A St. Pete company is suing four former employees and two companies for ripping off its marijuana test kit idea.
The company, called FutureWorld, is based in St. Pete. They focus on “the identification, acquisition, development, and commercialization of cannabis-related products, such as industrial Hemp.”
The company’s goal is to capitalize on the “burgeoning Cannabis markets globally.”
FutureWorld purchased the company MedTest in 2014 in order to adopt a product they were planning to introduce as its own. That product, a marijuana test kit that can detect whether food is laced with pot, would then be marketed through FutureWorld’s subsidiary company, Denver, Colo.-based CB Scientific.
According to the lawsuit, FutureWorld spent about $260,000 on product development and consultants. The consultants include two of the defendants in the lawsuit – Charlies Steinberg and Derek Labahn.
FutureWorld claims the two colluded with CB Scientific’s then CEO Bill Short, also named in the lawsuit, to slow the product testing process to kill a distribution deal.
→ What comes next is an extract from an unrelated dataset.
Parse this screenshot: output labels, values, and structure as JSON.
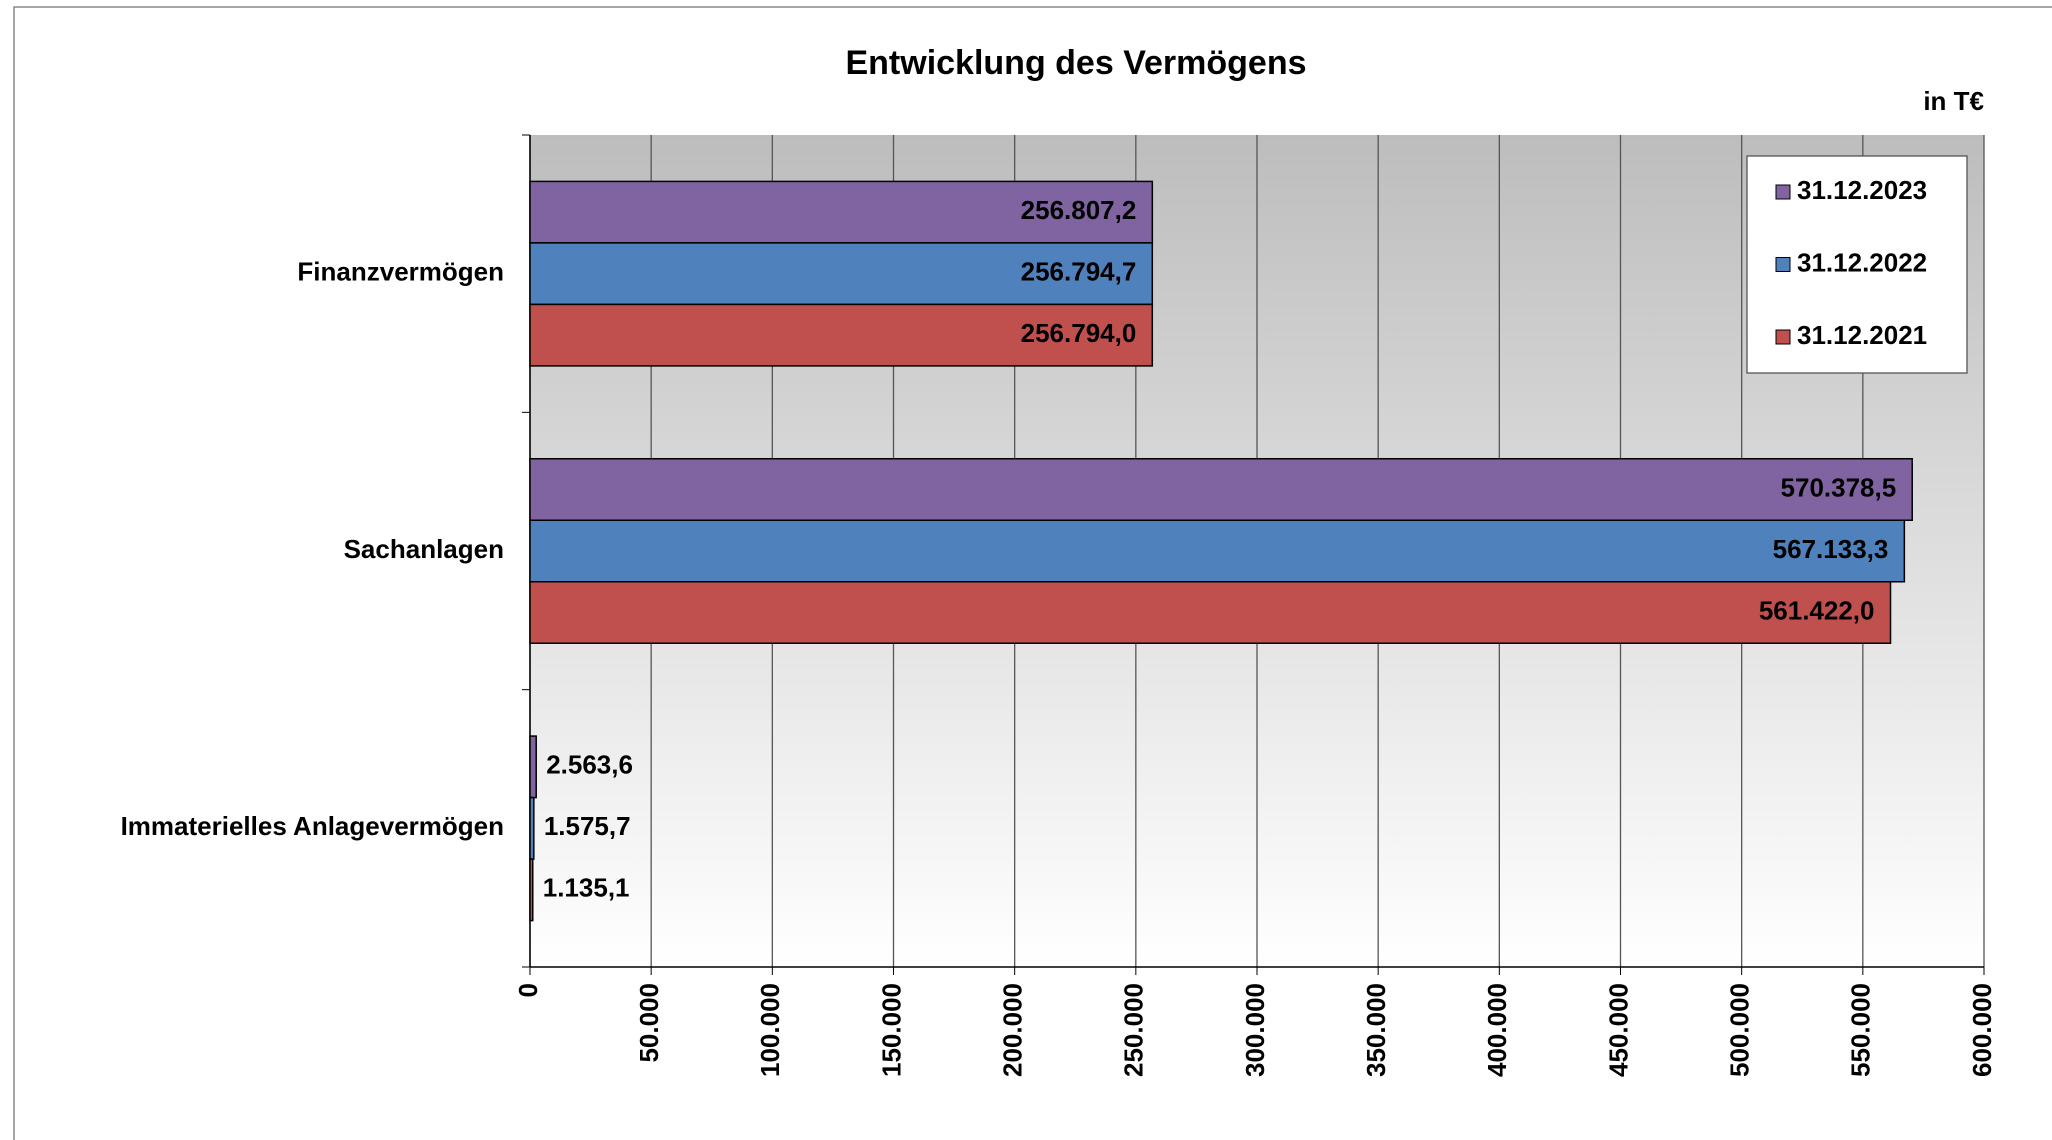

When the deal with a third-party fell through, the defendants then allegedly sold a knock-off version of the test kits to that party instead.
The company’s product made headlines in Denver last October just before Halloween. As Colorado ushered in legal pot, many parents grew wary their kids may be inadvertently handed out pot-laced goodies that looked very similar to the real thing.
A CBS Denver report showed side-by-side comparisons of original candies and their edible marijuana counterparts. There were gummy bears, gummy worms, “Pot Tarts,” “hashees” that look just like a Reece’s peanut butter cup. and “Ganja Joy” packaged to look just like Almond Joy.
The packaging on the edibles, at first glance, could easily be confused for the non-pot counterpart. Unwrapped, those marijuana-infused treats look no different from the real thing.
The CB Scientific kit worked similarly to a pool chemical test where you put a sample of the food in question in a tube with a few drops of a chemical. If the solution turns pink, the food’s got pot.
It’s unclear what the defendants that copied the CB Scientific/FutureWorld product named their alleged knock-off. It’s also unclear how much FutureWorld is seeking in damages.
The company’s website still lists the marijuana test kits on its website along with data analytics, lab testing and banking and consultation services for the industrial hemp and legal medical marijuana sectors.
They make it clear that they do not grow, distribute or sell marijuana.